LW, please remember this: parenting is a CHOICE. It is never an inevitability. It is a choice like any other you make for your own life and happiness. Nobody ever has a child for the child's sake - it is ALWAYS a selfish and very personal decision, even for those who allow social pressures to decide for them. Search your heart, choose happiness and do not doubt yourself. At the end of the day, regardless of all you may wish and hope for, you are your only guaranteed companion through this life. Be true to yourself. Good luck!
-
This Is Your Brain on Pregnancy
A poster who had been through this experience made the point at the end of her letter: try to make the decision you would have made before you got pregnant.
Pregnancy is overrated. People act like you should be happy and glow. Instead I felt overwhelmingly exhausted (especially first trimester) and had hormonal mood swings the likes of which I'd never felt. These days you can find some material on ante-natal depression, but it is still a pretty unexplored area.
I wanted my second baby, and I still spent the vast majority of my pregnancy thinking "what have I done?" and "this was all a huge mistake."
So, again, whatever you decide, as much as you can try to make it the decision you would have made before you got pregnant. The things your brain is saying now are hormone-driven.
-
it's not much of a fort, LeCastor, more like a veranda
it's gotten very respectful since the changes in policy. timid. those backs and forths between you and golden boy are gone forever i'm afraid. what were those right wing blogs? i'll check them out. maybe i'm a closet republican. soon this will become "all anonymous all the time" like some (sequestered) radio program. that adoption option? not serious. the husband's not going to go for that. why would he? if you want a child, your *own* child, you are going to want to *see* it - every day. people have an odd idea of parenthood. it might have its roots in darwinian genetics, but, trust me, it's NOT about having the most children - somewhere out there. it's your BABY! (and hard as it is to believe, girls, men feel that way too. grant us that we are human).
-
Too late
Unfortunately, it's too late -- you can't avoid a land mine that you've already stepped on. The trigger was set when the LW became pregnant, even if it hasn't detonated yet.

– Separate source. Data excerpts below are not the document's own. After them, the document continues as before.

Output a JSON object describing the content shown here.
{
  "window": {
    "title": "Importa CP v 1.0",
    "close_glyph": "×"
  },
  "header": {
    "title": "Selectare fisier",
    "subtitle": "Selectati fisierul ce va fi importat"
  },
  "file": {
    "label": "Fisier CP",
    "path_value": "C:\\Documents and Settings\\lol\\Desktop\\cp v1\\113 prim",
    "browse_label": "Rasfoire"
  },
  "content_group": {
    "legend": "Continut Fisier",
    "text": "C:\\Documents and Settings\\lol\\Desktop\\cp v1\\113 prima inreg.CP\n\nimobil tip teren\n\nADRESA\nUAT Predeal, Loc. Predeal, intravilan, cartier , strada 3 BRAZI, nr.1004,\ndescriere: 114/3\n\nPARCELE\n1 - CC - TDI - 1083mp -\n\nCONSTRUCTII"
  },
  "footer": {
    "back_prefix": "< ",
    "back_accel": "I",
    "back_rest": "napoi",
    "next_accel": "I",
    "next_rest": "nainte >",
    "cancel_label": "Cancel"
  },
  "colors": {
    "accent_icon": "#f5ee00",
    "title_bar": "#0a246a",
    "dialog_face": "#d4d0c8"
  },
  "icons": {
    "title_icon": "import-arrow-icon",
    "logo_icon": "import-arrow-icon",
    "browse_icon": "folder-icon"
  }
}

These people I knew were in a similar situation. They agreed that the man would be the primary caregiver, and had the baby, but ended up divorcing anyway.
The fact of the matter was that the man kept hoping that the woman would feel differently about the situation, but she didn't. You can't make someone want (or not want) something if they don't.
In the LW's case, giving the baby up for adoption may or may not be a realistic option, depending on why the husband wants her to have it. It sounds as if what he wants goes beyond the simple idea of avoiding an abortion (maybe he has some romantic ideas about procreation?). And as far as I can tell, if the biological father vetoes adoption plans, there's no way that the woman can go through with it unilaterally.
Certain mistakes can be undone. Marriages that don't work out can be "fixed" (however imperfectly) through divorce. However, other choices can't be undone -- this applies to having a baby as well as an abortion. Perhaps it would be best if the LW were to examine what she herself wants in this situation, and consider what option she would choose if her husband were to disappear from the picture.